It was 1988 when I met the world's skinniest, baddest eight-year-old - Leroy Brown if he were a brainy, white, second grade girl wearing Keds. We were like soda and fries the second we met. Chrissy had a puff of bangs on top of her head like a bird's nest fashioned into a hat; I was a freckled, fuzz-headed kid born with boobs. We sat in the back of the bus, anchored the back of every line and were up to undercover hijinks wherever we went. Chrissy was that kid who knew all the more obscure cuss words and who thought up stuff like mixing ketchup with milk just to see how gross it tasted. She could burp. Me, I was the egger-onner, ever the straight man to her endless antics.
Once, we snuck out during a sleepover to smear the neighbor's car with butter. We slathered it from hood to tires and ran back to my house with greased hands peppered with dirt. As we relished our deed, we remembered butter is a great medium for fingerprints and figured the FBI would be on to us. We'd spend our lives in jail! What about high school!? So we snuck out again and washed the car. That's pretty much the story of our friendship. Shenanigans, reparations, legends.

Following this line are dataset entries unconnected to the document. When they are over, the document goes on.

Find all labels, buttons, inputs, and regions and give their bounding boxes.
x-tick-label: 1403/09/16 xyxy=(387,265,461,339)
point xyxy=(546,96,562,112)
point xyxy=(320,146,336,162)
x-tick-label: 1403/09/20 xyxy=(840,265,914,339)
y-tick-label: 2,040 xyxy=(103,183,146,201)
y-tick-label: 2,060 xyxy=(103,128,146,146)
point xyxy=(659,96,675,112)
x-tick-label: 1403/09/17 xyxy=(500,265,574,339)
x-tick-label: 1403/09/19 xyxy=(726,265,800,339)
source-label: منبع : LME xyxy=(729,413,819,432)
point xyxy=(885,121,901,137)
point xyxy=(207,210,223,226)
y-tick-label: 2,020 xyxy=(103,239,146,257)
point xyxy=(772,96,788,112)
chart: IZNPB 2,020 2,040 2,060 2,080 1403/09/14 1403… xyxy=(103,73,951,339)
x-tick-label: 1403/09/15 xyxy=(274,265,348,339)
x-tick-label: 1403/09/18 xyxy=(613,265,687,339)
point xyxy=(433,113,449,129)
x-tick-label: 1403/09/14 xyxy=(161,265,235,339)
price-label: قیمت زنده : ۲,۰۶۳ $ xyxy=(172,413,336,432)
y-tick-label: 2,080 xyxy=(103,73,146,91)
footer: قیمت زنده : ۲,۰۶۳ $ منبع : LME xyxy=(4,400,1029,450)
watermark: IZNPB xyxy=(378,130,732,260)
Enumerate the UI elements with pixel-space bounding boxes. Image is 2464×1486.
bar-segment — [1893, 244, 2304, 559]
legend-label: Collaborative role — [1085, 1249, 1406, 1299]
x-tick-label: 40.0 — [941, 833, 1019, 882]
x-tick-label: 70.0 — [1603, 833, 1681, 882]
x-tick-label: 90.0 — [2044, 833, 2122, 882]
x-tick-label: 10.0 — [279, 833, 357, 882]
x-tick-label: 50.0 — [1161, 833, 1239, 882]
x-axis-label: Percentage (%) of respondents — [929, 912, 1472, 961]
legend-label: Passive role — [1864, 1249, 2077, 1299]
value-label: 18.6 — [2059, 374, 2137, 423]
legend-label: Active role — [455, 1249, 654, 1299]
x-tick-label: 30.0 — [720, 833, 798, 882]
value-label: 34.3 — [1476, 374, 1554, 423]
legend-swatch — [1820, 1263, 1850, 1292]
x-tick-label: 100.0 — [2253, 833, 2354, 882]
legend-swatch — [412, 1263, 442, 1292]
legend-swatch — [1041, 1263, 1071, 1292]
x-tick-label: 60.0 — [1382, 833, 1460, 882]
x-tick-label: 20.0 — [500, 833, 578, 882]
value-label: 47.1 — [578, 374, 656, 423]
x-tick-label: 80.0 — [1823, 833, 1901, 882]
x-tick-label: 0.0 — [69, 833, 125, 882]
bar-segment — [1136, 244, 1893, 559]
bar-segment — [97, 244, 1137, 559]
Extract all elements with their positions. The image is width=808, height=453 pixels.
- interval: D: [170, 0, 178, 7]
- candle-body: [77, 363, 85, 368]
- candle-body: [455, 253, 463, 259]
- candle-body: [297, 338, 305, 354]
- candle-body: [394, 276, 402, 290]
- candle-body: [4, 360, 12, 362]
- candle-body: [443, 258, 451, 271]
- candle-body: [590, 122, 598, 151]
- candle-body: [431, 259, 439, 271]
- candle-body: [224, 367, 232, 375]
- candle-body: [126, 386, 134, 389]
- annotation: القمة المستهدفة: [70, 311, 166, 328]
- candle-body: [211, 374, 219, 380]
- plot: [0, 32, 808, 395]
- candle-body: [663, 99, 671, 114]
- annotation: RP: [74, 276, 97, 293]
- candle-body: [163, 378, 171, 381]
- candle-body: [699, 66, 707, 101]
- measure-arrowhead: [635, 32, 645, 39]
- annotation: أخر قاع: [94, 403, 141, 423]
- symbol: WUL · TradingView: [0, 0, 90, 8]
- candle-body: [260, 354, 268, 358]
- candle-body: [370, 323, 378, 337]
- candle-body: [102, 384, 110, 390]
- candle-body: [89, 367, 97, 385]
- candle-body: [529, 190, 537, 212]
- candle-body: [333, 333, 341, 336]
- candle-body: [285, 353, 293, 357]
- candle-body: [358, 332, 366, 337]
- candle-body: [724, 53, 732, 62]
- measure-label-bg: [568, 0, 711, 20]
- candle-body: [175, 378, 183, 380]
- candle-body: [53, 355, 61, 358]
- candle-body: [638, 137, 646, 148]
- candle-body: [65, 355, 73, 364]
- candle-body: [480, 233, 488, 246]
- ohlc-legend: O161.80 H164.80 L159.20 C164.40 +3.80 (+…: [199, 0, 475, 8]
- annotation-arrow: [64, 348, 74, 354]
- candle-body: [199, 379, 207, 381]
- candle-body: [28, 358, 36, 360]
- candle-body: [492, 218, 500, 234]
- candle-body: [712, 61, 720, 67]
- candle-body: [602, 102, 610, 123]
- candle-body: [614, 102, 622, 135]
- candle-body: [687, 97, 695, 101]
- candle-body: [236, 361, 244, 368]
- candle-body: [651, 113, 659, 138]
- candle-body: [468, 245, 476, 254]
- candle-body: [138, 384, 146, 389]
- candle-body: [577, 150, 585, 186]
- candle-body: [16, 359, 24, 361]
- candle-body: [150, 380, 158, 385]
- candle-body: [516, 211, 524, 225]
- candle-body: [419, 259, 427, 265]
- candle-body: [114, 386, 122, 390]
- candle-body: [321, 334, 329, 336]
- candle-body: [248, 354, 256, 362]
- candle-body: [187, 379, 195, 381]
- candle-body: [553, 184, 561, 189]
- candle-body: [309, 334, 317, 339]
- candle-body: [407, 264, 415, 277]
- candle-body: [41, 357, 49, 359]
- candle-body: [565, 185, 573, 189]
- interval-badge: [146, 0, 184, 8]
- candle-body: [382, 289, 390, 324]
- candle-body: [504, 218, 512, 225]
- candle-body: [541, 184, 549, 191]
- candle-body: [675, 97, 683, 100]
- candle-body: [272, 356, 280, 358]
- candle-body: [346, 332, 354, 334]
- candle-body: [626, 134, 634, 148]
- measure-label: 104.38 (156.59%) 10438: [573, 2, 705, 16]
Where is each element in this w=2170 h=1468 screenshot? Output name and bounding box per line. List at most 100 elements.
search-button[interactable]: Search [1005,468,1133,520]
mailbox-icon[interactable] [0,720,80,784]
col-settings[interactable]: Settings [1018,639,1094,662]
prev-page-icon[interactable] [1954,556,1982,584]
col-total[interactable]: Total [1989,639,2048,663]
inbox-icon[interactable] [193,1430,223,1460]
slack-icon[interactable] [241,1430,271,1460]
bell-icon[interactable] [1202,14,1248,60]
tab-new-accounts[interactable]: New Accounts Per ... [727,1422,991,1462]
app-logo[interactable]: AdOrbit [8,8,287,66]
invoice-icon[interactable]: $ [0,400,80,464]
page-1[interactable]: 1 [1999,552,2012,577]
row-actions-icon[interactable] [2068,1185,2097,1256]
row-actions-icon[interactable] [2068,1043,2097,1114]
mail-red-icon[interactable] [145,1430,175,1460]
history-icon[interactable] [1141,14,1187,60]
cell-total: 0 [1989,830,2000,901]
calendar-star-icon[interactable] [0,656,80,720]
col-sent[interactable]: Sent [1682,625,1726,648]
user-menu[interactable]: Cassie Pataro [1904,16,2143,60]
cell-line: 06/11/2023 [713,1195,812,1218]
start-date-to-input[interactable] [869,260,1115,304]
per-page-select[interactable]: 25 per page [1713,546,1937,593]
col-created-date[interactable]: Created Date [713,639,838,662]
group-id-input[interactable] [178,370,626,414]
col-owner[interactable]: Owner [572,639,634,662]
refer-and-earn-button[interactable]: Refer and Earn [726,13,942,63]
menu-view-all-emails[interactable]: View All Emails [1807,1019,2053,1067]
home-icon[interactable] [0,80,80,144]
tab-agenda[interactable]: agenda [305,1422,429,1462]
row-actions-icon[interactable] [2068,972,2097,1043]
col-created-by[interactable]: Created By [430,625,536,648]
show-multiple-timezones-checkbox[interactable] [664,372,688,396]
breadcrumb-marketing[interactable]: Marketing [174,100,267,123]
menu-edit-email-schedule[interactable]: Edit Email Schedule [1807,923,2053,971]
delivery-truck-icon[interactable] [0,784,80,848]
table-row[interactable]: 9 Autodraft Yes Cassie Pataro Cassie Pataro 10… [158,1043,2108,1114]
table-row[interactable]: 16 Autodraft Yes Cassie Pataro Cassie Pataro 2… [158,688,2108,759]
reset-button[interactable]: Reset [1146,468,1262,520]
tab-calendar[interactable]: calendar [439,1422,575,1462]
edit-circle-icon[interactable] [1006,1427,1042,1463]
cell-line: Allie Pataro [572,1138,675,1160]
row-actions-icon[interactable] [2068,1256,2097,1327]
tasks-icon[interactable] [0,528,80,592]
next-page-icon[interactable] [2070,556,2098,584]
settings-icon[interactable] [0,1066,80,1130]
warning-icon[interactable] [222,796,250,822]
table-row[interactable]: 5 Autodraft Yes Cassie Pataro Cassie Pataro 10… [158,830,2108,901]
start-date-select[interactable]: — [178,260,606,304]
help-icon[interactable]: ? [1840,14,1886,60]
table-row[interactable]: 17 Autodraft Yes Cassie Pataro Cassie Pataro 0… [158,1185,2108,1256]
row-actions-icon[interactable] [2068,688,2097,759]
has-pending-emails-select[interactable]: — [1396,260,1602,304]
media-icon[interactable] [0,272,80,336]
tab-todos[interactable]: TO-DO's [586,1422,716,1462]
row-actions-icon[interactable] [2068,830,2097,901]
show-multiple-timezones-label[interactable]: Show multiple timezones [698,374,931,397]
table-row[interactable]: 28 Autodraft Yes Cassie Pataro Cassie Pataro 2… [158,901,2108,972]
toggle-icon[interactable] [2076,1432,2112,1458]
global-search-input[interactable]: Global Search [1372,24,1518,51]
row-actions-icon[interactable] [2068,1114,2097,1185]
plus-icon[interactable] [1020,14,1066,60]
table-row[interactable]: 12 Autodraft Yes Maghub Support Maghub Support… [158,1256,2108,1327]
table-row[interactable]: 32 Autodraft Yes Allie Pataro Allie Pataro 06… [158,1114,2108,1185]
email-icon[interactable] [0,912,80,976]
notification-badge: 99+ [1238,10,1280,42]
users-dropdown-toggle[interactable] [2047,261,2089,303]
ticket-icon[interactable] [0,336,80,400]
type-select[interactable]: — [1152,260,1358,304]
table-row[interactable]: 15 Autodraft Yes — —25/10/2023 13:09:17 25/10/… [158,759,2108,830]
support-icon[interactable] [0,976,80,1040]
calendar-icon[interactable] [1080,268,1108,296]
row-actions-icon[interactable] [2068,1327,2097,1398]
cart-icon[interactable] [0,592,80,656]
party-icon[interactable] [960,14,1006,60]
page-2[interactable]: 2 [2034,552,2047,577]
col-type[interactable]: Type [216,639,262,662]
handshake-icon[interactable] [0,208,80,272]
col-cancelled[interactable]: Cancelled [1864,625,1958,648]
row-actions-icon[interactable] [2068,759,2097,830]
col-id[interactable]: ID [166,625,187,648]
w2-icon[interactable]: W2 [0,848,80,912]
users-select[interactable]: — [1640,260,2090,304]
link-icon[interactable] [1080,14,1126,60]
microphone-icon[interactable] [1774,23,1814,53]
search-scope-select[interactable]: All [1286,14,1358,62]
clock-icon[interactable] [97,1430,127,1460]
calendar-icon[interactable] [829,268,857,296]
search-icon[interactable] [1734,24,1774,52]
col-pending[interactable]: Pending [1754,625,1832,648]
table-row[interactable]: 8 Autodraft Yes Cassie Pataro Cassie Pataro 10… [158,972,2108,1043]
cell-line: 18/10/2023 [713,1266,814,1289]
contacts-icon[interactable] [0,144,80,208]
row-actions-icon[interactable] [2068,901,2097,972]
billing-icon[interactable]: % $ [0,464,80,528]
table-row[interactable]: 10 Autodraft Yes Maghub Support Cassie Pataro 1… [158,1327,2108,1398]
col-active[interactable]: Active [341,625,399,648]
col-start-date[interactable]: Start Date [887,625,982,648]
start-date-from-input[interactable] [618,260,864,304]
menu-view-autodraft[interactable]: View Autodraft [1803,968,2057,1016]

High school was no different. We figured out how to steal beer and get boys to drive us around. There was the devastating summer when Chrissy was in California for two months when the gang just sat around, making out and talking about when Chrissy would be back. There was her blonde phase when every guy we knew lined up to trade one-liners with her, which she trumped. Always. My mother was always skeptical of Chrissy, as hers was of me. But what can you do?
By college, Chrissy got engaged to a mutual friend and I was secured for bridesmaid duties three years in advance of the event. When the wedding finally came, she snuck a few dirty jokes in as we waited to proceed into the chapel. Nothing changes. We'll always be eight years old when it comes to her flawless delivery of an over-the-top joke and my endless amusement, miles of white silk and tulle be damned. She's the Laurel, I'm the Hardy. Chrissy gets me like no one else. When I'm convinced this world hates me, and sometimes it does, that is still the girl who I can count on to tell me, "Everyone has their issues and no one's life is perfect, but all people see is the perfect and decide to be jealous and hate." Then she adds, "fuck that bitch". She says what I can't.
Chrissy was married years before me. I managed to fit another life stage between college and marriage, loosely called Functioning Alcoholism and Urban Debauchery. Eventually I met a decent guy (Hi, Niko!) and started wedding planning myself.
So why didn't I ask Chrissy to stand up in my wedding?
I've thought about this and regretted it since my wedding day. I don't know why. At the time when I was planning, I didn't want to ask anyone out of state because I didn't want them to feel obligated. I didn't want Chrissy to be burdened by me. I didn't want to put her out or cost her money. It was a little like a bro code my brother-in-law has with his four best friends: no birthday gifts and they always hire movers. I didn't want to be needy. I didn't want to be heavy. Not that Chrissy would disappoint me, but what if she did have other obligations? How would I recover from that? I just didn't want to set it up like I expected some big thing. I was chill. No prob. No worries.
Yet every time I walk past my wedding picture in the hallway, I wish that bony bitch was in there.
I love you, Chrissy.
UPDATE - This just in from Chrissy on my Facebook page:
"We were some kind of awesome, still are. This post made me smile until my face hurt. Let the public record show that I was never in the least bit offended you didn't ask me to be in your wedding. You found an amazing husband and I was more than happy to be a guest. Great, now "Be Our Guest" is stuck in my head. I love all the different directions our friendship has taken us and I wouldn't change a thing!"